The Chinese have established themselves as Olympic heavyweights, after spending their first few Olympics in the shadows of traditional giants like the US and Russia. The Asian powerhouse began their climb to the top at the Sydney 2000 Olympics, when they claimed third place in the overall medals tally - the best ever performance at the time. They went one better at the Athens 2004 Games, claiming second and finally reached the summit, fittingly at home, during the Beijing 2008 Games.
A glance at the medals tally for the London 2012 Olympics will show the Chinese are in no mood to relinquish their position as the best sporting nation in the world - whereas other countries and their athletes are still finding their feet, the Chinese have already recorded 13 gold medals.
So intense is the competition between the Americans and the Chinese that the Olympics is rapidly becoming a proxy war of sorts... hardly a surprising development given the countries involved.
"Olympic sport is part of the culture war," Chinese sports executive Wei Jizhong told the Denver Post, "In the culture war between China and the U.S., in the culture part, China is very weak. USA always is leading. In culture, you have theater, music; China cannot win. The only way China can compete with the USA is sports."
And compete they do. As we head into the fifth day of the London 2012 Olympics, the two superpowers are tied with 23 medals each; China's larger haul of gold medals means they have first place. Unfortunately for those who were looking to see the true spirit of Olympics blossom at these events, the medal wars between the US and China are fast turning ugly, with allegations of doping flying around.
The latest developments in the off-court war were comments made by American official Justin Leonard, the executive director of the World Swimming Coaches Association (WSCA). Leonard labelled Ye's World and Olympic Record times (Ye set a World Record of 4:28.43 in the final of the women's 400m individual medley and an Olympic Record of 2:07.57 in the final of the 200m individual medley) as "suspicious". He added that it brought back "a lot of awful memories" (Irish swimmer Michelle de Bruin nee Smith was banned after being suspected of drug abuse but she was allowed to retain the three gold medals from the Atlanta 1996 Olympics). Meanwhile, Leonard's suspicions of Ye are based on the fact that the 16 year old girl swam the final 100m of her 400m freestyle final in 58.68s and the last 50m quicker than American Ryan Lochte, who won the men's 400m freestyle with the second-fastest time in history.
"We want to be very careful about calling it doping," Leonard was quoted as saying by the Telegraph, "Every time we see something, and I will put quotation marks around this, 'unbelievable', history shows us that it turns out later there was doping involved. Any time someone has looked like superwoman in the history of our sport they have later been found guilty of doping."
Ye, meanwhile, is not amused and, when asked if this could all simply be a case of targeting her simply because she was Chinese and it fit an evil stereotype, the youngster agreed.
"I also feel the same way. How come they criticize me, just because I have multiple medals?" the 16 year old demanded.

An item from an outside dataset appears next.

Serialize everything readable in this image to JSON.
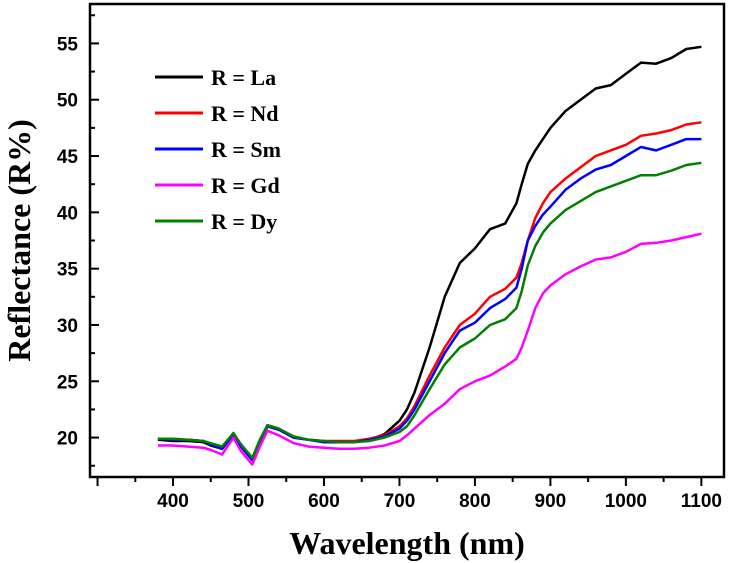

Incidentally, the young girl has never failed a drugs test.
Fortunately, the controversy is being dealt with and remarks by Mark Adams, a spokesperson for the International Olympic Committee (IOC), suggest the governing body is less than happy with speculation of this sort.
"We need to get real," Adams was reported as saying by USA Today, "These are the world's best athletes. The first five athletes (who place in competitions) are tested. We have a very strong drug testing program. If there are cheats, we will catch them. ... We can't stop speculation. It is a sad result that there are people who dope and cheat. It is equally sad if we can't applaud a great performance."
Coaches and official bodies aside, the matter has been professionally dealt with, at least on the surface, by some of Ye's competitors.
"I like to believe in innocent until proven guilty," Alicia Coutts of Australia said, adding, "As far as I'm concerned she's innocent and I think she's an amazing swimmer and it's just amazing to be as close as I was." The Australian took silver to Ye's gold in the 200m individual medley.
Some others, though, have made veiled statements, claiming that if true the incident would not be a surprise but refrained from making outright claims.
"I can't do anything about it," Amercian Caitlin Leverenz was quoted as saying by the Los Angeles Times, "That's USADA's and FINA's job, to do something about it. The Chinese have a history of doping in the past. I don't think people are wrong to point fingers. But I don't think that's my job."